Na presença de uma hérnia de hiato, os mecanismos anti refluxo estão alterados, daí a associação frequente entre refluxo e hérnia de hiato. Assim, os doentes com hérnia de hiato e doença de refluxo gastro-esofágico devem ser submetidos a cirurgia para correção da hérnia e para a confeção de uma válvula anti refluxo com o fundo gástrico (fundoplicatura).
O refluxo gastro-esofágico crónico pode levar ao desenvolvimento de complicações sérias. Assim, a exposição continuada da mucosa esofágica leva a uma inflamação crónica (esofagite de refluxo), que, por sua vez, induz alterações na arquitetura das células (metaplasia intestinal), com o desenvolvimento do esófago de Barrett, que é uma lesão pré-maligna. Deste modo, os doentes com refluxo gastro-esofágico podem vir a desenvolver cancro do esófago (adenocarcinoma do cárdia e do esófago), que é um cancro com mau prognóstico, se não for detetado precocemente e que normalmente leva à necessidade de cirurgias agressivas, assim como de outros tipos de tratamento, nomeadamente quimioterapia. Por conseguinte, os doentes com refluxo gastro-esofágico e esofagite de refluxo beneficiam da realização de uma cirurgia anti refluxo de forma a evitar a eventual progressão para cancro do esófago.
E nos doentes com refluxo gastro-esofágico sem outras complicações?
No caso dos doentes jovens, que estarão em princípio mais anos expostos às eventuais complicações do refluxo gastro esofágico, aqueles também são bons candidatos a cirurgia. Nos pacientes com sintomas extra-digestivos da doença de refluxo gastro esofágico (tosse noturna e dor torácica), uma vez que têm um refluxo tão importante com extensão ao esófago proximal e parte respiratória (sinónimo de uma alteração muito marcada dos mecanismos anti-refluxo), a cirurgia também deve ser proposta.
Por outro lado, doentes que mantêm os sintomas apesar do tratamento médico otimizado, nomeadamente inibidores da bomba de protões, vulgo protetor gástrico, em dose dupla, assim como as pessoas que não pretendem tomar esta medicação para o resto da vida (que não cura as causas da doença de refluxo gastro-esofágico, apenas tenta neutralizar o ácido produzido no estômago) devem ter a oportunidade de serem operados para correção dos mecanismos anti refluxo.
Finalmente, aos doentes com refluxo gastro-esofágico sem sintomatologia com a medicação, também deve ser oferecida a possibilidade da realização de cirurgia.
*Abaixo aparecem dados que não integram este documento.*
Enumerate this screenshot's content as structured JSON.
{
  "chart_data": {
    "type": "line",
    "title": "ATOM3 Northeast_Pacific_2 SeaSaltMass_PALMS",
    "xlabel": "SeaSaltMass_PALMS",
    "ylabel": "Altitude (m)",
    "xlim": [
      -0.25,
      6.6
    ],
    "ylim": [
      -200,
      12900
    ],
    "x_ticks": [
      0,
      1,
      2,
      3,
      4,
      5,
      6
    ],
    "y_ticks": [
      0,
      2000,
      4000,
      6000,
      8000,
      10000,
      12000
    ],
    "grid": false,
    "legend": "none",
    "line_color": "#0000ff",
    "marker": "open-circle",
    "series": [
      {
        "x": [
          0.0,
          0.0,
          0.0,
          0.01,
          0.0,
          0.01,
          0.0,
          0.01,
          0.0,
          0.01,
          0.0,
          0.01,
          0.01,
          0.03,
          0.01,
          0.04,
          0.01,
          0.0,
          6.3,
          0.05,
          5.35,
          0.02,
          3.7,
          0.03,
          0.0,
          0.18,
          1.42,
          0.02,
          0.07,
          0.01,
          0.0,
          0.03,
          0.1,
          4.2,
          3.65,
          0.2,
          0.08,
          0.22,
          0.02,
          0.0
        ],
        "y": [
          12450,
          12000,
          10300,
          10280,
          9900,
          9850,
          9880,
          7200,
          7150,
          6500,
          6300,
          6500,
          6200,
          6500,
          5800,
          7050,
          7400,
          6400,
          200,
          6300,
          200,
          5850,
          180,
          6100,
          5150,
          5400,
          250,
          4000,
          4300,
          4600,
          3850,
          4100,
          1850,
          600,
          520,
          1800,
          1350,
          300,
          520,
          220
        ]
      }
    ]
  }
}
Alguns estudos revelaram que os inibidores da bomba de protões não neutralizam totalmente o ácido do estômago, o que leva à presença dum refluxo gastro-esofágico pouco ácido, que segundo alguns autores, será ainda mais agressivo e pior na progressão da sequência esofagite, esófago de Barrett, adenocarcinoma do cárdia e do esófago.
E a cirurgia é segura e eficaz?
A cirurgia da doença do refluxo gastro-esofágica é realizada normalmente por laparoscopia (2 incisões de 10mm e 3 incisões de 5mm, com o auxílio de uma câmara) e consiste na aproximação dos pilares do diafragma (correção da hérnia de hiato ou reforço do mesmo, nos casos sem hérnia), na mobilização do esófago para o abdómen e na confeção de uma fundo plicatura. As mais frequentes são a fundo plicatura de Nissen (total posterior) e a de Toupet (parcial posterior).